In automotive design, a RR, or Rear-engine, Rear-wheel drive layout is one which places both the engine and drive wheels at the rear of the vehicle. In contrast to the RMR layout, however, the center of mass of the engine itself is actually past the rear axle. This is not to be confused with the center of mass of the whole vehicle, as an imbalance of such proportions would make it impossible to keep the front wheels on the ground.
This layout is typically chosen for a combination of several reasons. For optimal handling and to eliminate the phenomenon known as torque steer, the wheels which propel the car should not be the same ones that steer it. For optimum traction, the engine should be nearest to the driven wheels since the engine is typically the densest/heaviest component of the car. Thus, since all cars steer with the front wheels, it is better for many applications that the engine to be located in the rear—either an RR or RMR design. It is also advantageous in utility vehicles such as the VW Type 2, since the vehicle can carry a substantial amount of cargo above the engine compartment while retaining a relatively short wheelbase. Most of the other air-cooled VW types were also RR, including the Type 1 Volkswagen Beetle.

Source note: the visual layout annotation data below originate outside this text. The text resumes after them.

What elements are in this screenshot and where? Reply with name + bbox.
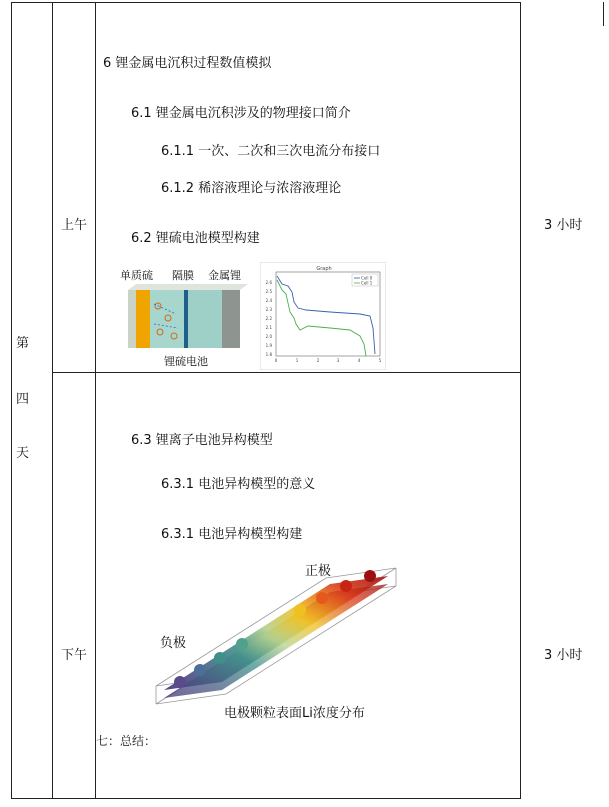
- afternoon-label: 下午: [61, 648, 88, 663]
- table-col-divider-1: [52, 2, 53, 799]
- separator-label: 隔膜: [172, 269, 194, 282]
- table-border-bottom: [11, 798, 521, 799]
- negative-electrode-label: 负极: [160, 636, 187, 651]
- y-tick: 1.9: [265, 343, 272, 348]
- table-col-divider-2: [95, 2, 96, 799]
- plot-title: Graph: [316, 266, 332, 272]
- x-tick: 1: [295, 358, 299, 363]
- x-tick: 0: [274, 358, 278, 363]
- legend-entry: Cell 0: [361, 275, 373, 281]
- afternoon-hours: 3 小时: [544, 648, 583, 663]
- x-tick: 5: [378, 358, 382, 363]
- y-tick: 2.0: [265, 334, 272, 339]
- day-char-2: 四: [16, 392, 30, 407]
- lithium-sulfur-battery-figure: [118, 262, 248, 370]
- day-char-3: 天: [16, 446, 30, 461]
- section-6-3-1-heading: 6.3.1 电池异构模型的意义: [161, 477, 316, 492]
- y-tick: 2.3: [265, 307, 272, 312]
- sulfur-label: 单质硫: [120, 269, 153, 282]
- electrode-model-figure: [150, 558, 405, 728]
- section-6-1-heading: 6.1 锂金属电沉积涉及的物理接口简介: [131, 106, 351, 121]
- section-6-1-2-heading: 6.1.2 稀溶液理论与浓溶液理论: [161, 181, 342, 196]
- y-tick: 2.5: [265, 289, 272, 294]
- table-col-divider-3: [520, 2, 521, 799]
- electrode-particles: [150, 558, 405, 708]
- y-tick: 2.6: [265, 280, 272, 285]
- table-border-top: [11, 2, 521, 3]
- day-char-1: 第: [16, 336, 30, 351]
- legend-entry: Cell 1: [361, 280, 373, 286]
- battery-schematic: [118, 284, 248, 360]
- summary-label: 七：总结：: [96, 734, 157, 748]
- section-6-3-heading: 6.3 锂离子电池异构模型: [131, 433, 273, 448]
- table-border-right: [603, 2, 604, 26]
- section-6-2-heading: 6.2 锂硫电池模型构建: [131, 231, 260, 246]
- x-tick: 3: [336, 358, 340, 363]
- x-tick: 2: [316, 358, 320, 363]
- discharge-curve-plot: [260, 262, 386, 370]
- morning-hours: 3 小时: [544, 218, 583, 233]
- lithium-metal-label: 金属锂: [208, 269, 241, 282]
- y-tick: 2.2: [265, 316, 272, 321]
- morning-label: 上午: [61, 218, 88, 233]
- x-tick: 4: [357, 358, 361, 363]
- y-tick: 2.4: [265, 298, 272, 303]
- table-border-left: [11, 2, 12, 799]
- y-tick: 1.8: [265, 352, 272, 357]
- lithium-sulfur-caption: 锂硫电池: [164, 355, 208, 368]
- table-row-divider: [52, 372, 521, 373]
- section-6-3-1-build-heading: 6.3.1 电池异构模型构建: [161, 527, 303, 542]
- electrode-model-caption: 电极颗粒表面Li浓度分布: [224, 706, 365, 721]
- y-tick: 2.1: [265, 325, 272, 330]
- positive-electrode-label: 正极: [305, 564, 332, 579]
- section-6-1-1-heading: 6.1.1 一次、二次和三次电流分布接口: [161, 144, 381, 159]
- section-6-heading: 6 锂金属电沉积过程数值模拟: [103, 56, 272, 71]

The disadvantages of the RR configuration is that placing the engine outside the wheelbase creates significant problems for handling, specifically skid recovery. When the car begins to slide on a corner, rotational inertia dictates that the added weight away from the axis of rotation (generally the steering wheels) will be more likely to maintain the spin, especially under braking. This tendency is referred to as oversteer and creates potential safety issues in racing applications as well as for ordinary drivers on wet or icy roads, although such behavior is desirable in drifting, a motorsport based on intentional oversteer.
In addition, even though the rear wheels benefit from the additional traction the added weight of the engine gives, the front wheels still need traction in order to steer the car effectively. For this reason, an RR layout car can also be prone to understeer. Most manufacturers have abandoned the RR layout apart from Porsche who has gradually developed their design with improvements to the suspension as well as electronic aids to reduce the shortcomings of the layout to acceptable levels.

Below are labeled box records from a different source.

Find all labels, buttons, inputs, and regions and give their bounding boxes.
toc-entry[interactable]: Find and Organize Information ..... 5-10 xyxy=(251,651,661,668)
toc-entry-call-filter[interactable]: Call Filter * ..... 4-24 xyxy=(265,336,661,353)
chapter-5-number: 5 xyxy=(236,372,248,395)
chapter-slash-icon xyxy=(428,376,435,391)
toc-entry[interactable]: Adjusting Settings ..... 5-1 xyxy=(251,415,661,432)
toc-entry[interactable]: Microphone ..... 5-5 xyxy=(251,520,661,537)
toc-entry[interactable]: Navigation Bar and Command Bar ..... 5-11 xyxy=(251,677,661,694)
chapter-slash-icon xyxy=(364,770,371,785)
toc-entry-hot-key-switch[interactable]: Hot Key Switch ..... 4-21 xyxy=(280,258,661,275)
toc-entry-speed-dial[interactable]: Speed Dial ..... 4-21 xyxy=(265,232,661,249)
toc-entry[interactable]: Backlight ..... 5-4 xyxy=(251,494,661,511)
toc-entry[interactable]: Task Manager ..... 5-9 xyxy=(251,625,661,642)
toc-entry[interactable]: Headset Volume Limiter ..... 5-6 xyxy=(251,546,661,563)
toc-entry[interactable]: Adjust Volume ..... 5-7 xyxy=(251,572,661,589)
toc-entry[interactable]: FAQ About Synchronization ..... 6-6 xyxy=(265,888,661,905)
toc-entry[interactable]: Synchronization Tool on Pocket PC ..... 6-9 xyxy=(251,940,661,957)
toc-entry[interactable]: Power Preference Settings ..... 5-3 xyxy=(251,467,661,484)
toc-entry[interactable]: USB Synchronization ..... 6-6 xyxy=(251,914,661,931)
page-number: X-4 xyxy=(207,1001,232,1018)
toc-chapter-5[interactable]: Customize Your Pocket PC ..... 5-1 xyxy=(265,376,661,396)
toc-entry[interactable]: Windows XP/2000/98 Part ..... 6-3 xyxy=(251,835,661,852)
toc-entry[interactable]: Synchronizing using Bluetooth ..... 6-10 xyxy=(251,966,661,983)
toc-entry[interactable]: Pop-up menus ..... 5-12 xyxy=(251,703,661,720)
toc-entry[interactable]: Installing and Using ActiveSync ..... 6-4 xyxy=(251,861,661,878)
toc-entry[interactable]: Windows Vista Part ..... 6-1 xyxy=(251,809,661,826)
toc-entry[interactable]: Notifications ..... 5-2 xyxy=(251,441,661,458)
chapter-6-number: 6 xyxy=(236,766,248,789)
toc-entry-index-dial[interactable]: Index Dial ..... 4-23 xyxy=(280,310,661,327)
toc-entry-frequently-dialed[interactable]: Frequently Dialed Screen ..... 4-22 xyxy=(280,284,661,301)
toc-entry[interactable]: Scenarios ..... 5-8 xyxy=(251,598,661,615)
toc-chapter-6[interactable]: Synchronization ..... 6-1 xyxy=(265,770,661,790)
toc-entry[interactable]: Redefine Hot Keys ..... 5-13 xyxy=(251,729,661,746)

Further, problems with engine cooling are commonplace. Since the radiator is not at the front of the automobile, it does not benefit from the airflow a front-engine car would readily avail of. Special ducting must therefore be built into the body of the car to facilitate airflow to the radiator.
Porsche has continued to develop its 911 model as a rear-engined vehicle, although they have introduced multiple all-wheel drive models. Most notably, the 911 Turbo has been sold as AWD-only since the release of the 993 model. Race-oriented models such as the GT3 and twin-turbocharged GT2 remain solely RR, however.

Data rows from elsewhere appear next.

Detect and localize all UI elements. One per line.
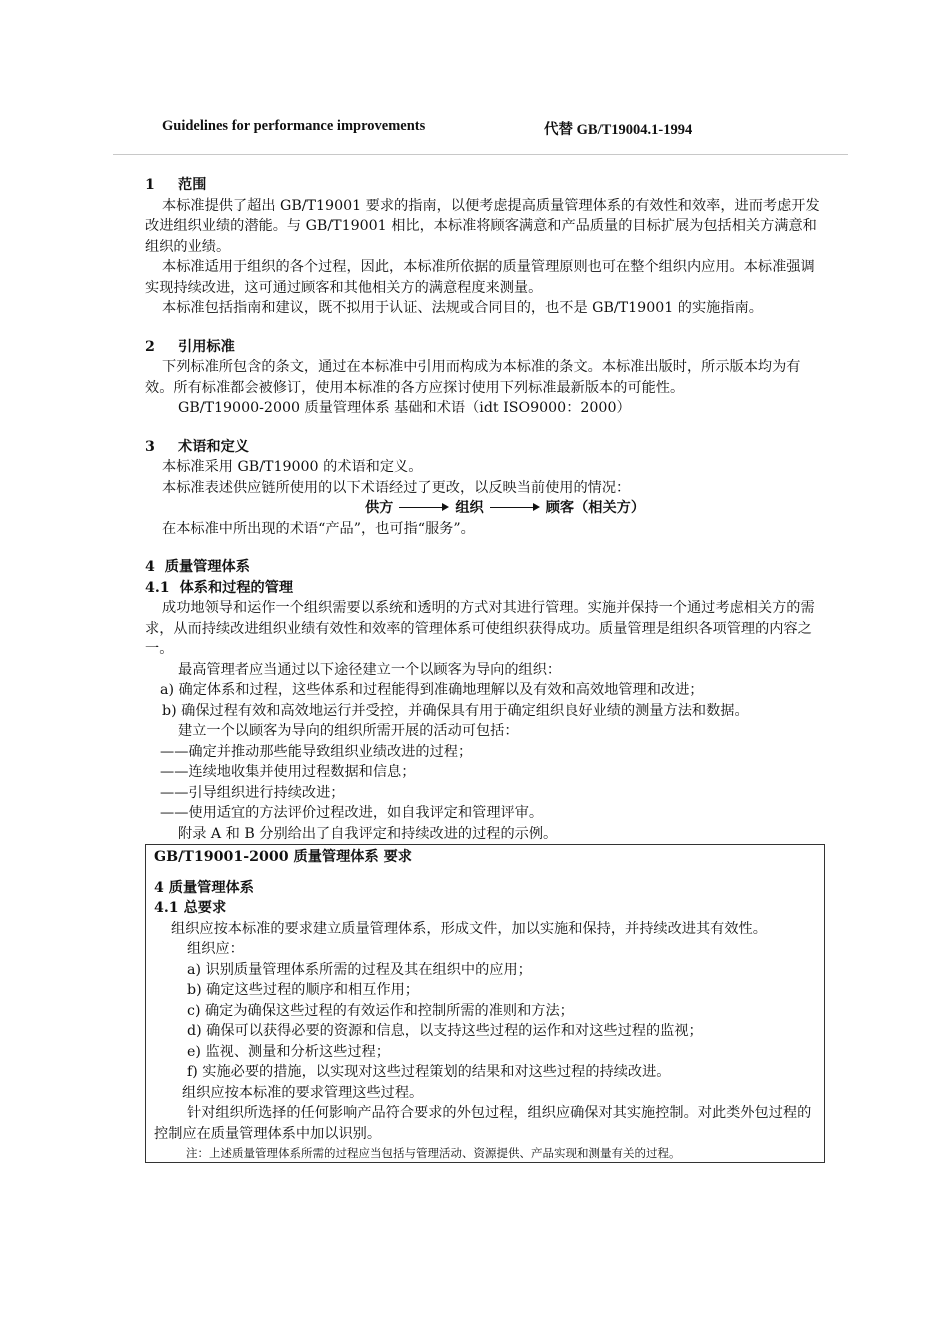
box-list-item: e) 监视、测量和分析这些过程； [187,1043,390,1060]
gb19001-excerpt-box [145,844,825,1163]
box-list-item: a) 识别质量管理体系所需的过程及其在组织中的应用； [187,961,532,978]
box-list-item: c) 确定为确保这些过程的有效运作和控制所需的准则和方法； [187,1002,574,1019]
section-4-item-a: a) 确定体系和过程，这些体系和过程能得到准确地理解以及有效和高效地管理和改进； [160,682,704,698]
dash-item: ——使用适宜的方法评价过程改进，如自我评定和管理评审。 [160,805,544,821]
section-1-para-3: 本标准包括指南和建议，既不拟用于认证、法规或合同目的，也不是 GB/T19001 的实施指南。 [162,300,763,316]
section-4-para-3: 建立一个以顾客为导向的组织所需开展的活动可包括： [178,723,519,739]
dash-item: ——确定并推动那些能导致组织业绩改进的过程； [160,743,473,760]
chain-customer: 顾客（相关方） [545,500,646,516]
section-4-para-4: 附录 A 和 B 分别给出了自我评定和持续改进的过程的示例。 [178,825,558,842]
box-note: 注：上述质量管理体系所需的过程应当包括与管理活动、资源提供、产品实现和测量有关的过程。 [186,1146,681,1160]
section-3-para-2: 本标准表述供应链所使用的以下术语经过了更改，以反映当前使用的情况： [162,479,631,496]
box-para-2: 组织应： [187,941,244,957]
section-2-heading: 2 引用标准 [145,338,235,355]
section-1-para-2: 本标准适用于组织的各个过程，因此，本标准所依据的质量管理原则也可在整个组织内应用。本标准强调实现持续改进，这可通过顾客和其他相关方的满意程度来测量。 [145,259,815,296]
box-title: GB/T19001-2000 质量管理体系 要求 [154,849,412,865]
dash-item: ——引导组织进行持续改进； [160,784,345,801]
section-4-1-heading: 4.1 体系和过程的管理 [145,579,294,596]
box-para-1: 组织应按本标准的要求建立质量管理体系，形成文件，加以实施和保持，并持续改进其有效性。 [171,920,767,937]
box-heading-4-1: 4.1 总要求 [154,900,227,916]
box-para-3: 组织应按本标准的要求管理这些过程。 [182,1084,424,1101]
box-list-item: d) 确保可以获得必要的资源和信息，以支持这些过程的运作和对这些过程的监视； [187,1023,703,1039]
section-1-para-1: 本标准提供了超出 GB/T19001 要求的指南，以便考虑提高质量管理体系的有效性和效率，进而考虑开发改进组织业绩的潜能。与 GB/T19001 相比，本标准将顾客满意和产品质量的目标扩展为包括相关方满意和组织的业绩。 [145,197,820,255]
section-4-para-2: 最高管理者应当通过以下途径建立一个以顾客为导向的组织： [178,661,562,678]
chain-supplier: 供方 [364,500,394,516]
section-2-reference: GB/T19000-2000 质量管理体系 基础和术语（idt ISO9000：2000） [178,400,631,416]
section-3-heading: 3 术语和定义 [145,438,249,455]
document-body [145,175,825,1163]
supply-chain-diagram [145,498,825,519]
header-title: Guidelines for performance improvements [162,118,426,134]
box-para-4: 针对组织所选择的任何影响产品符合要求的外包过程，组织应确保对其实施控制。对此类外包过程的控制应在质量管理体系中加以识别。 [154,1105,812,1142]
section-1-heading: 1 范围 [145,177,207,193]
chain-organization: 组织 [455,500,484,516]
section-4-item-b: b) 确保过程有效和高效地运行并受控，并确保具有用于确定组织良好业绩的测量方法和数据。 [162,702,749,719]
arrow-right-icon [399,503,449,513]
section-3-para-1: 本标准采用 GB/T19000 的术语和定义。 [162,459,423,475]
dash-item: ——连续地收集并使用过程数据和信息； [160,764,416,780]
box-list-item: f) 实施必要的措施，以实现对这些过程策划的结果和对这些过程的持续改进。 [187,1064,671,1080]
header-replaces: 代替 GB/T19004.1-1994 [544,122,693,138]
header-divider [113,154,848,155]
section-2-para-1: 下列标准所包含的条文，通过在本标准中引用而构成为本标准的条文。本标准出版时，所示版本均为有效。所有标准都会被修订，使用本标准的各方应探讨使用下列标准最新版本的可能性。 [145,359,801,396]
section-4-para-1: 成功地领导和运作一个组织需要以系统和透明的方式对其进行管理。实施并保持一个通过考虑相关方的需求，从而持续改进组织业绩有效性和效率的管理体系可使组织获得成功。质量管理是组织各项管理的内容之一。 [145,600,815,657]
section-3-para-3: 在本标准中所出现的术语“产品”，也可指“服务”。 [162,520,475,537]
box-heading-4: 4 质量管理体系 [154,879,254,896]
arrow-right-icon [490,503,540,513]
box-list-item: b) 确定这些过程的顺序和相互作用； [187,982,419,998]
section-4-heading: 4 质量管理体系 [145,559,250,575]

Another manufacturer to implement the RR configuration was the De Lorean Motor Company with its DMC-12 sports car. To compensate for the uneven (35/65) weight distribution caused by the rear-mounted engine, De Lorean used rear wheels with a diameter slightly greater than the front wheels. Other than the Porsche 911, the last mass produced RR configured car, at least in Europe, is the Smart Fortwo. Before that was the Škoda 130/135/136 (produced until 1990) or the Polski Fiat 126p (produced until October 2000). More recently, the $2500 Tata Nano, the cheapest production car in the world introduced in 2008 and built in India also featured this layout.
A range of sports road cars and racing cars with the RR layout was produced by the French company Alpine. These had bodies made of composite materials and used mechanical components made by Renault. (Alpine was eventually acquired by Renault; the A610 was a Renault product that used the Alpine name.)